Raúl Ovalle afirmou que o setor da construção civil é o mais importante em termos de contribuição para o crescimento do país e um dos maiores em toda a região.
SANTIAGO– Os economistas Magín Díaz e Raúl Ovalle alertaram ontem que a liberação dos 35 bilhões de pesos autorizados pelo Conselho Monetário para a construção e aquisição de moradias resultará apenas em uma redução temporária das taxas de juros, e não em longo prazo.
“As taxas no setor vão cair, pelo menos por um tempo, mas em 2023, em junho, o programa anunciado não era de RD$ 35 bilhões, e sim de RD$ 94 bilhões, mais que o dobro, e naquela época as taxas caíram por 6 meses e depois tiveram que retirar o aumento”, explicou Ovalle durante a palestra “Perspectivas de uma economia sem reforma: Principais desafios do setor da construção”, organizada pela Associação de Promotores e Construtores da Cibao (Aprocovici).
Ele opinou que, para que ocorra uma diminuição, o Banco Central da República Dominicana precisará ampliar o escopo do programa recém-anunciado, que consiste na liberação de recursos da reserva legal para impulsionar o crescimento do setor da construção civil.

Magin Díaz, Sandy Rodríguez e Raúl Ovalle. Fidel Pérez/El Inmobiliario.
Por sua vez, Magín Díaz considerou que, dado o cenário econômico atual, as taxas de juros só poderiam cair por seis meses. “As taxas de juros não vão cair. Elas vão cair por seis meses agora, e depois terão que subir porque o Banco Central precisa equilibrar uma economia com um déficit de RD$ 300 bilhões por ano”, afirmou o economista.
Ele acrescentou que as taxas podem cair temporariamente quando o Banco Central intervém, mas depois têm de retornar a um equilíbrio de taxas de juro elevadas.
Ao analisar as perspectivas econômicas do país na ausência de uma reforma tributária, Díaz afirmou que "existe o risco de o investimento público continuar a diminuir. Em outras palavras, haverá consequências", disse ele.
Boas perspectivas
Ovalle explicou que a boa notícia para o país é a previsão do FMI de que o crescimento da República Dominicana atingirá cerca de 5,1%, o que lhe permitirá manter a posição de sétima maior economia da região.
Com relação ao setor da construção civil, ele explicou que um aspecto positivo é que, segundo relatórios do Banco Central, este continua sendo o terceiro setor de crescimento mais rápido durante os primeiros meses do ano.
“E está quase retomando sua tendência de crescimento, mas sem dúvida, ao avaliar os dados mês a mês, começa-se a perceber uma certa desaceleração”, comentou ele.
Ele afirmou que, no final do ano passado, o setor da construção civil da República Dominicana representava 14,7% do Produto Interno Bruto (PIB). "Depois do Panamá, é o maior da América Latina e, se considerarmos os valores nominais, que se aproximam de 17 bilhões de dólares, isso é mais do que todo o PIB da Jamaica e mais do que o PIB combinado dos setores da construção civil do Panamá, Costa Rica e Nicarágua. Em outras palavras, é o setor mais importante em termos de contribuição para o crescimento do nosso país e um dos maiores de toda a região.".
O potencial de Santiago
Ele destacou que a região de Cibao representa quase 40% de todo o PIB da construção civil da República Dominicana, enquanto o crédito imobiliário está crescendo a uma taxa de 14% na região norte e a taxa de inadimplência está próxima de mínimas históricas.

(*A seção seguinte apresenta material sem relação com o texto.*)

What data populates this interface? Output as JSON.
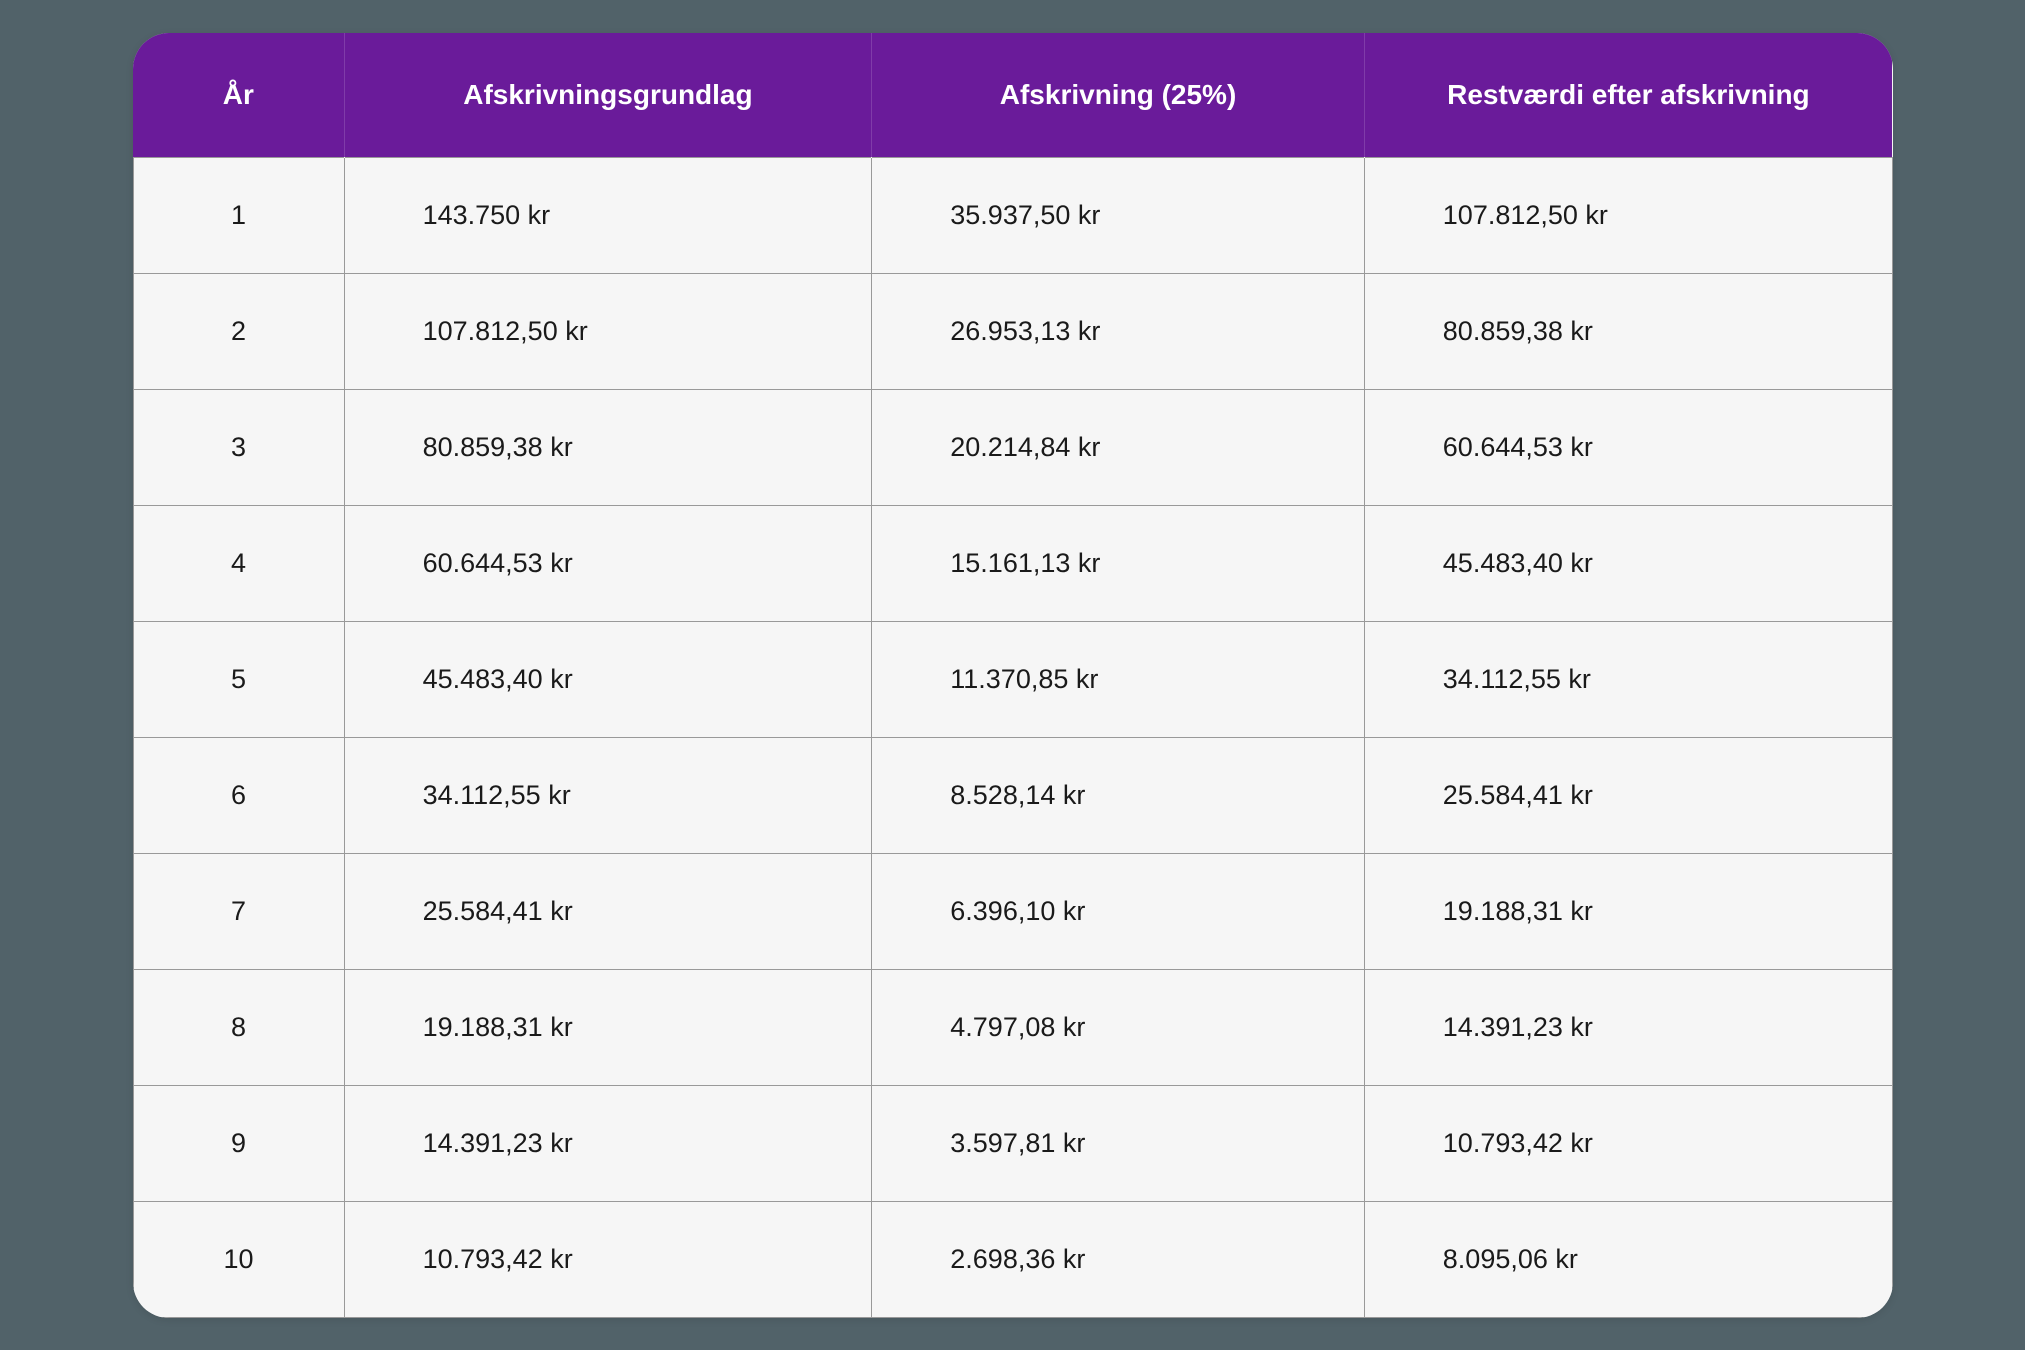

“No caso de empréstimos para construtoras, estamos vendo que os empréstimos para compradores na região de Cibao estão crescendo quase 67%. Em nível nacional, o crescimento é de cerca de 30%, o que significa que na região de Cibao o crescimento é duas vezes maior”, destacou o especialista.
Ele afirmou que existe uma demanda que justifica esse enorme crescimento que está ocorrendo na região de Cibao.
O evento, realizado no Centro de Convenções da UTESA, contou com a presença de mais de 200 empresários e representantes do setor da construção civil da região Norte.
Foi patrocinado pelo Banco Popular, Banreservas, Asociación Popular de Ahorros y Préstamos, Asociación La Nacional de Ahorros y Préstamos, Grupo Therrestra, Asociación Cibao de Ahorros y Préstamos, Grupo Estrella, entre outros.